Éline Bonnin : « J’ai découvert le véganisme par le biais de l’éthique animale. Ce qui est particulier dans mon cas, c’est que je n’étais pas spécialement sensible à cette cause, et n’avais jamais eu d’animaux. Je suis de nature très rationnelle… C’est en lisant « Voir son steak comme un animal mort », de Martin Gibert, que j’ai découvert que manger de la viande n’était pas nécessaire, et en plus, cruel. Cela peut désormais être évité dans nos sociétés contemporaines.

J’ai donc estimé que je devais faire ma part, alors que je n’étais pas spécialement sensible au sort des animaux. Une réflexion qui s’est avérée plus logique que basée sur mon empathie, mais ce n’est pas parce qu’on n’est pas « fans » des animaux qu’on doit fermer les yeux. Mon empathie s’est développée par la suite. J’ai passé des journées dans des refuges et du temps auprès des animaux. J’ai découvert leurs individualités, leurs liens sociaux, leurs préférences, leur intérêt à vivre. 

« j’ai réalisé que nous n’avons aucune légitimité de vie ou de mort sur les animaux. »

Je viens d’une famille en partie composée de chasseurs et d’éleveurs. Ma sœur et moi sommes les seules véganes, et les seules à avoir vécu en ville, donc on nous a longtemps vues comme déconnectées de la réalité du terrain. Mais un de mes oncles m’a dit qu’il commençait à réfléchir à tout ça et aujourd’hui, nous habitons toutes les deux à la campagne. La preuve que c’est possible, quel que soit le contexte ! »

Mr Mondialisation : D’où t’es venue l’idée de créer un blog, puis une application de cuisine végane ?

Éline Bonnin : « La naissance du site remonte à une dizaine d’années. À l’époque, c’était une envie de mon mari, qui trouvait les recettes véganes trop axées sur la diététique. Pour lui qui voulait manger gourmand, il avait le sentiment qu’il manquait quelque chose. Patate & Cornichon n’était pas conçu pour durer, mais il a vite rencontré du succès et a prouvé qu’on peut très bien manger gourmand, facile et végane.

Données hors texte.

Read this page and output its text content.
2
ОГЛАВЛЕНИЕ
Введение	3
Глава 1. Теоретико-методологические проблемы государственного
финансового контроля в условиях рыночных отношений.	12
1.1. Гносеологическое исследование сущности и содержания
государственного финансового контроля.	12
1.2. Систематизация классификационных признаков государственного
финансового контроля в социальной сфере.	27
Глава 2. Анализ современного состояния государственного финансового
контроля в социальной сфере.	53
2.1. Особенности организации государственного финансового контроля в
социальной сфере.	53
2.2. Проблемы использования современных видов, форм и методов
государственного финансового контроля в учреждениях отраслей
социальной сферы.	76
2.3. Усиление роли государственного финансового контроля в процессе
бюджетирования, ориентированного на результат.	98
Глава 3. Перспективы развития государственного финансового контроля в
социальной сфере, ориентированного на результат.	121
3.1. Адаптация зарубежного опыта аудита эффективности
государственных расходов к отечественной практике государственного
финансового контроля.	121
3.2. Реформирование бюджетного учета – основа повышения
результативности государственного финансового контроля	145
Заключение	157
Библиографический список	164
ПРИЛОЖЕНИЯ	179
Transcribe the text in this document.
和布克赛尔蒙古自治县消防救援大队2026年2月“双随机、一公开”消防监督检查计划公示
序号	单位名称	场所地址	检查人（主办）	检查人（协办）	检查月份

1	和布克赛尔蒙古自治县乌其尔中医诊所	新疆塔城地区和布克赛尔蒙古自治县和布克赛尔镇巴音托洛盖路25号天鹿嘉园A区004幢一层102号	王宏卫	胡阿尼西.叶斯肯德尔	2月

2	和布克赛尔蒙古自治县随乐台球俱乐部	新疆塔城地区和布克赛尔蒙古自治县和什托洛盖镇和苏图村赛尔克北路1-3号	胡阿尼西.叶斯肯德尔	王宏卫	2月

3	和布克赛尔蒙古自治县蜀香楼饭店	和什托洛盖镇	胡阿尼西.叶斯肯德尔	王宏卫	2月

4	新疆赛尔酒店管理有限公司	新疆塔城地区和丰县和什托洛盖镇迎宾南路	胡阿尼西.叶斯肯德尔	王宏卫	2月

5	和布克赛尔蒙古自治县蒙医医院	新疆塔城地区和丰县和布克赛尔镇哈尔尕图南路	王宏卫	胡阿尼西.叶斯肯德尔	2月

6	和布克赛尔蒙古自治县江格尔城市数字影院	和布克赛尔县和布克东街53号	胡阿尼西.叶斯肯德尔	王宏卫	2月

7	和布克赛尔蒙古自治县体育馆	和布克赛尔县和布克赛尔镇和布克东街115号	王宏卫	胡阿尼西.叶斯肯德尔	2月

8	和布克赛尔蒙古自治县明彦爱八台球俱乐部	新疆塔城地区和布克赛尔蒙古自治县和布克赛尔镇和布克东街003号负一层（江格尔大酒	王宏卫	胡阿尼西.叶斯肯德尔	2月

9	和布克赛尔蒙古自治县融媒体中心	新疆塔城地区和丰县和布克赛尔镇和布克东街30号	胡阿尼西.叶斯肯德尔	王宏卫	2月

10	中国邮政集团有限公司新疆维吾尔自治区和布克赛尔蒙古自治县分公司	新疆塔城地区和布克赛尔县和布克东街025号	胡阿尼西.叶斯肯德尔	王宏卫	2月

L’application Patate & Cornichon, un formidable outil pour cuisiner végane au quotidien !

Longtemps, ce n’est resté qu’un hobby. Puis je me suis professionnalisée et j’ai donc voulu améliorer mon site. C’est là que m’est venue l’idée de créer une application, d’autant plus avec mon mari qui est développeur de métier. Je voulais accompagner les gens dans leur quotidien, les aider dans leurs courses… Je me concentre à temps plein sur cette activité depuis 1 an et demi ! Créer une appli coûte très cher et est très chronophage mais nous avons de super retours depuis sa naissance en mai dernier. Elle s’adresse aux véganes comme aux personnes en transition et a pour but de servir d’outil au quotidien. Nous continuons de l’améliorer et travaillons notamment sur des « meal plans », qui permettent de programmer ses repas. »

Mr Mondialisation : Depuis le temps que tu cuisines végane, les tendances, ingrédients et techniques ont évolué. Quels changements t’ont marquée ?

Éline Bonnin : « Je trouve que cette cuisine est devenue plus accessible, avec une belle évolution des ingrédients disponibles, même bruts. Ici au Québec, tofu et tempeh se trouvent très facilement et ne sont pas chers. J’utilise peu de produits transformés dans mes recettes, mis à part le fromage râpé végane qui est assez récurrent. Il possède ce « petit plus » qui change tout. Or, c’est un ingrédient qui a longtemps été difficile à trouver. C’est super d’avoir ce type de produits disponibles aujourd’hui !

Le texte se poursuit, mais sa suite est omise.